Don Camillo contre Olympe de Gouges 08 Jan 2013
Contre toute attente, la fièvre médiatique de fin d’année en #Italie n’a pas été alimentée par la dernière « fiancée » de #Berlusconi — énième bimbo de vingt-sept ans surtout connue pour avoir chanté sur l’une des chaînes du Cavaliere une innocente comptine intitulée « Baisse ta culotte et tu feras monter la température »… —, mais par un prêtre. Le très peu glamour #don Piero Corsi, curé de la paroisse de San Terenzo, dans la petite ville de Lerici, sur la côte ligure. Le saint homme a fait le « buzz » en commentant les derniers chiffres sur les violences faites aux femmes en Italie — 101 femmes ont été tuées en 2012, dans 65% des cas par leur conjoint, et, sept fois sur dix, elles avaient déjà porté plainte ou déposé une main courante pour des violences subies —, au moyen d’un communiqué placardé dans son église.
Titré « Les femmes et le féminicide, qu’elles fassent leur saine autocritique : combien de fois provoquent-elles ? », le texte déroule un argumentaire des plus inspiré : « Le nœud du problème réside dans le fait que les femmes provoquent toujours plus, tombent dans l’arrogance, se croient indépendantes et finissent par augmenter les tensions. Enfants abandonnés à eux-mêmes, maisons sales, plats tout préparés ou de fast-food, vêtements sales […]. » Voilà pour les violences conjugales. Pour les viols, don Piero a aussi son explication : « Combien de fois voyons-nous des jeunes filles et des femmes mûres sortir dans la rue avec des habits provocants et légers ? […] Qu’elles fassent un sain examen de conscience [et se posent la question] : peut-être l’avons-nous cherché nous aussi ? » Et, afin de s’assurer que sa pensée ne sera pas mal interprétée, à un journaliste de la RAI venu l’interroger sur sa brillante rhétorique humaniste, l’homme de foi a répondu : « Si vous voyez une femme nue, qu’est-ce que vous éprouvez ? Ou peut-être êtes-vous pédé ? » En vérité, il nous le dit : le problème dans les violences contre les femmes, ce sont les femmes.
Mon curé chez les machos
Un poil embarrassé, l’évêque de La Spezia n’a pas eu d’autre choix que de condamner l’initiative et de demander au curé-sociologue de décrocher sa prose. Mais sans envisager une quelconque sanction, ni même exiger un vague début d’ébauche d’acte de contrition. Pourtant, le bonhomme n’en est pas à sa première action d’éclat. Cet ancien militaire qui a troqué le sabre contre le goupillon s’était déjà fait remarquer en virant à coups de porte-cierges un clochard qui était rentré dans son église pour demander l’aumône…

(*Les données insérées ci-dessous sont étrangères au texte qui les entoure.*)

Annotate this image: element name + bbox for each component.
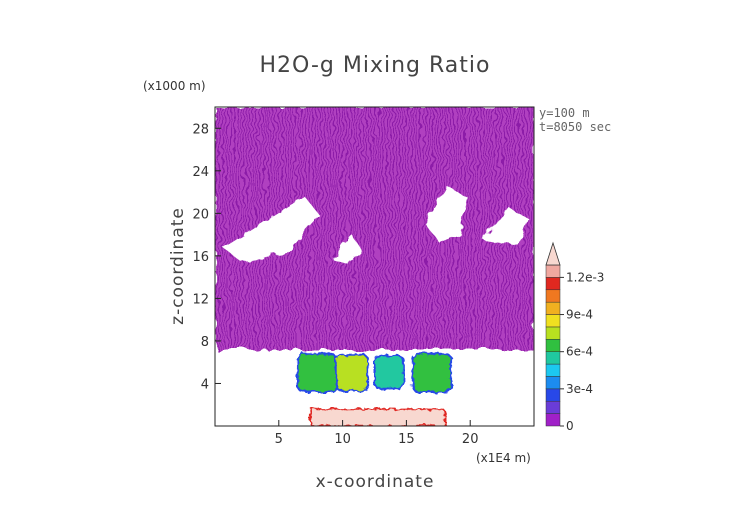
dry-gap-0	[222, 196, 320, 262]
plot-area	[215, 107, 534, 426]
colorbar-level-12	[545, 264, 561, 278]
colorbar-level-6	[545, 339, 561, 352]
colorbar-level-4	[545, 363, 561, 377]
x-tick-label: 5	[275, 432, 283, 447]
colorbar-tick-label: 1.2e-3	[566, 270, 604, 284]
colorbar-level-7	[545, 326, 561, 340]
moist-core-4-overlay	[411, 352, 453, 393]
y-tick-label: 16	[192, 250, 209, 265]
x-axis: 5 10 15 20	[275, 420, 479, 447]
moist-core-1-overlay	[296, 352, 338, 393]
y-tick-label: 12	[192, 292, 209, 307]
chart-title: H2O-g Mixing Ratio	[260, 53, 491, 78]
y-tick-label: 24	[192, 165, 209, 180]
dry-gap-7	[215, 389, 292, 426]
y-tick-label: 8	[201, 335, 209, 350]
y-tick-label: 28	[192, 122, 209, 137]
colorbar-level-1	[545, 400, 561, 414]
colorbar-tick-label: 6e-4	[566, 345, 593, 359]
colorbar-tick-label: 0	[566, 419, 574, 433]
x-axis-unit: (x1E4 m)	[476, 451, 531, 465]
x-tick-label: 15	[398, 432, 415, 447]
dry-gap-2	[482, 206, 529, 246]
x-tick-label: 20	[462, 432, 479, 447]
colorbar-level-0	[545, 413, 561, 427]
colorbar-level-2	[545, 388, 561, 402]
annotation-0: y=100 m	[539, 106, 590, 120]
surface-layer-overlay	[309, 408, 446, 426]
colorbar-tick-label: 9e-4	[566, 308, 593, 322]
moist-core-3-overlay	[373, 354, 405, 390]
y-tick-label: 4	[201, 377, 209, 392]
plot-frame	[214, 106, 535, 427]
dry-gap-3	[332, 232, 362, 264]
y-tick-label: 20	[192, 207, 209, 222]
x-axis-label: x-coordinate	[316, 472, 435, 492]
dry-gap-1	[425, 186, 468, 244]
colorbar-level-9	[545, 301, 561, 315]
colorbar-level-3	[545, 376, 561, 390]
colorbar-level-8	[545, 314, 561, 328]
colorbar-tick-label: 3e-4	[566, 382, 593, 396]
colorbar-level-5	[545, 351, 561, 365]
plot-annotations: y=100 mt=8050 sec	[539, 106, 611, 134]
x-tick-label: 10	[334, 432, 351, 447]
annotation-1: t=8050 sec	[539, 120, 611, 134]
colorbar-level-10	[545, 289, 561, 303]
dry-gaps	[215, 186, 534, 426]
colorbar-level-11	[545, 277, 561, 291]
dry-gap-6	[452, 389, 534, 426]
y-axis-unit: (x1000 m)	[143, 79, 206, 93]
moist-core-2-overlay	[335, 353, 370, 392]
y-axis: 4 8 12 16 20 24 28	[192, 122, 221, 392]
colorbar: 0 3e-4 6e-4 9e-4 1.2e-3	[545, 241, 604, 433]
colorbar-extend-arrow	[545, 241, 561, 266]
y-axis-label: z-coordinate	[168, 207, 188, 325]
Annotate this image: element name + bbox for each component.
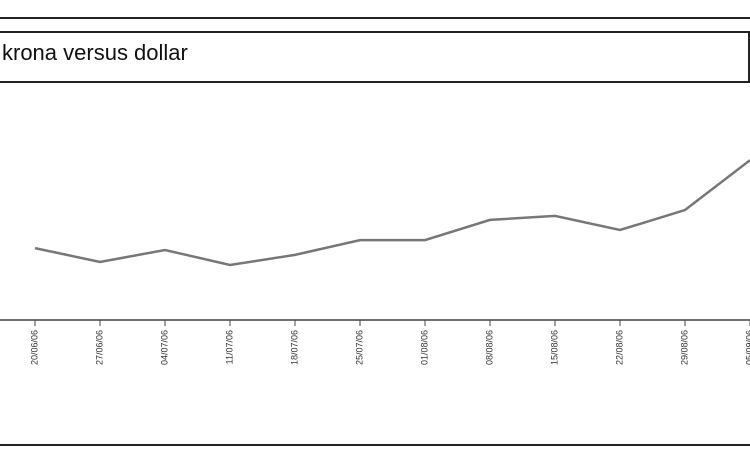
x-tick-label: 29/08/06 — [679, 330, 689, 365]
data-line — [34, 159, 750, 267]
x-tick-label: 15/08/06 — [549, 330, 559, 365]
x-tick-label: 01/08/06 — [419, 330, 429, 365]
x-tick-label: 04/07/06 — [159, 330, 169, 365]
title-box — [0, 31, 750, 83]
x-tick-label: 25/07/06 — [354, 330, 364, 365]
x-tick-label: 11/07/06 — [224, 330, 234, 364]
x-tick-label: 05/09/06 — [744, 330, 750, 365]
x-tick-label: 20/06/06 — [29, 330, 39, 365]
x-tick-label: 22/08/06 — [614, 330, 624, 365]
x-tick-label: 18/07/06 — [289, 330, 299, 365]
x-tick-label: 27/06/06 — [94, 330, 104, 365]
x-tick-label: 08/08/06 — [484, 330, 494, 365]
chart-title: krona versus dollar — [2, 40, 188, 65]
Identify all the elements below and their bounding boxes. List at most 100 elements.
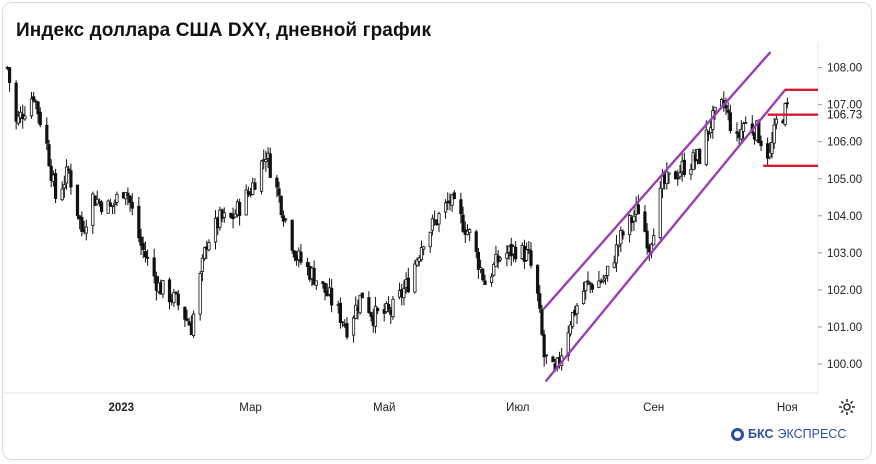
candle-body xyxy=(152,257,156,277)
candle-body xyxy=(354,304,358,319)
trend-channel-line xyxy=(542,51,772,310)
candle-body xyxy=(726,109,730,113)
y-tick-label: 107.00 xyxy=(827,100,862,112)
candle-body xyxy=(619,230,623,245)
candle-body xyxy=(167,279,172,303)
candle-body xyxy=(597,280,601,288)
candle-body xyxy=(314,280,318,286)
candle-body xyxy=(741,123,746,132)
candle-body xyxy=(323,282,327,293)
candle-body xyxy=(617,244,621,248)
candle-body xyxy=(785,102,789,105)
candle-body xyxy=(277,188,281,196)
candle-body xyxy=(128,195,132,203)
last-price-label: 106.73 xyxy=(827,110,862,122)
candle-body xyxy=(174,291,178,294)
candle-body xyxy=(540,309,544,335)
y-tick-label: 101.00 xyxy=(827,322,862,334)
candle-body xyxy=(413,263,417,293)
candle-body xyxy=(476,251,481,270)
candle-body xyxy=(172,292,176,304)
candle-body xyxy=(606,265,610,276)
candle-body xyxy=(29,98,34,117)
candle-body xyxy=(358,294,362,314)
candle-body xyxy=(461,214,465,232)
candle-body xyxy=(766,143,770,159)
candle-body xyxy=(292,250,296,258)
candle-body xyxy=(450,194,454,206)
candle-body xyxy=(584,281,588,292)
candle-body xyxy=(312,267,316,285)
candle-body xyxy=(652,235,656,246)
candle-body xyxy=(369,312,373,317)
candle-body xyxy=(514,246,518,260)
price-chart[interactable]: 100.00 101.00 102.00 103.00 104.00 105.00 106.… xyxy=(3,3,873,461)
candle-body xyxy=(575,305,579,315)
gear-icon[interactable] xyxy=(837,397,857,417)
candle-body xyxy=(744,122,748,124)
price-axis[interactable]: 100.00 101.00 102.00 103.00 104.00 105.00 106.… xyxy=(818,63,862,371)
candle-body xyxy=(213,217,218,243)
chart-title: Индекс доллара США DXY, дневной график xyxy=(16,20,432,41)
candle-body xyxy=(419,247,424,261)
candle-body xyxy=(437,213,441,225)
candle-body xyxy=(198,273,202,315)
candle-body xyxy=(38,111,42,126)
candle-body xyxy=(16,115,20,124)
candle-body xyxy=(406,277,410,293)
candle-body xyxy=(667,172,671,175)
candle-body xyxy=(711,110,715,130)
candle-body xyxy=(113,202,117,205)
candle-body xyxy=(64,166,69,184)
candle-body xyxy=(676,177,680,180)
candle-body xyxy=(233,213,237,218)
candle-body xyxy=(627,215,632,236)
candle-body xyxy=(483,280,487,285)
candle-body xyxy=(108,202,112,207)
candle-body xyxy=(279,196,283,215)
candle-body xyxy=(305,262,310,267)
candle-body xyxy=(402,288,406,299)
candle-body xyxy=(636,204,640,215)
candle-body xyxy=(84,226,88,234)
candle-body xyxy=(428,231,432,248)
candle-body xyxy=(544,354,548,357)
candle-body xyxy=(665,171,669,185)
candle-body xyxy=(739,128,743,140)
x-tick-label: Сен xyxy=(643,402,664,414)
candle-body xyxy=(7,67,12,84)
candle-body xyxy=(91,193,95,226)
candle-body xyxy=(145,256,150,259)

Rien de très surprenant, au fond, dans cette indulgence hiérarchique. Don Rambo ne fait qu’exprimer, à sa façon un peu rustre, une conception de l’organisation sociale en accord avec la pensée ecclésiastique. Certes, Jésus a appelé à ne pas lapider la femme adultère, mais on ne peut pas dire que tous ses fidèles respectent à la lettre son enseignement, pas plus au sein des hautes autorités de l’Église que de la piétaille de bénitier. D’ailleurs, les ultra-cathos qui sévissent sur le site pontifex.it se sont empressés de prendre la défense du curé burné.
Les chrétiens fondamentalistes n’ont rien à envier aux musulmans intégristes adeptes du niqab et de la burqa, ou aux juifs ultra-orthodoxes qui pourrissent la vie des femmes de Jérusalem et de Tel-Aviv, jugées trop « impures » pour même prier. S’il est vrai que le machisme n’est pas l’apanage des grandes religions, il est également vrai qu’elles se sont empressées de récupérer à leur profit, en les arrosant de sauce divine, les « traditions » patriarcales qui font de la femme la servante domestique et sexuelle de l’homme, ainsi qu’un petit animal de compagnie socialement inférieur. Les catholiques peuvent même se vanter d’avoir inventé, avec la Vierge Marie, la femme idéale : à la fois « pure » et mère. Superbe trouvaille de marketing, souvent imitée, jamais égalée.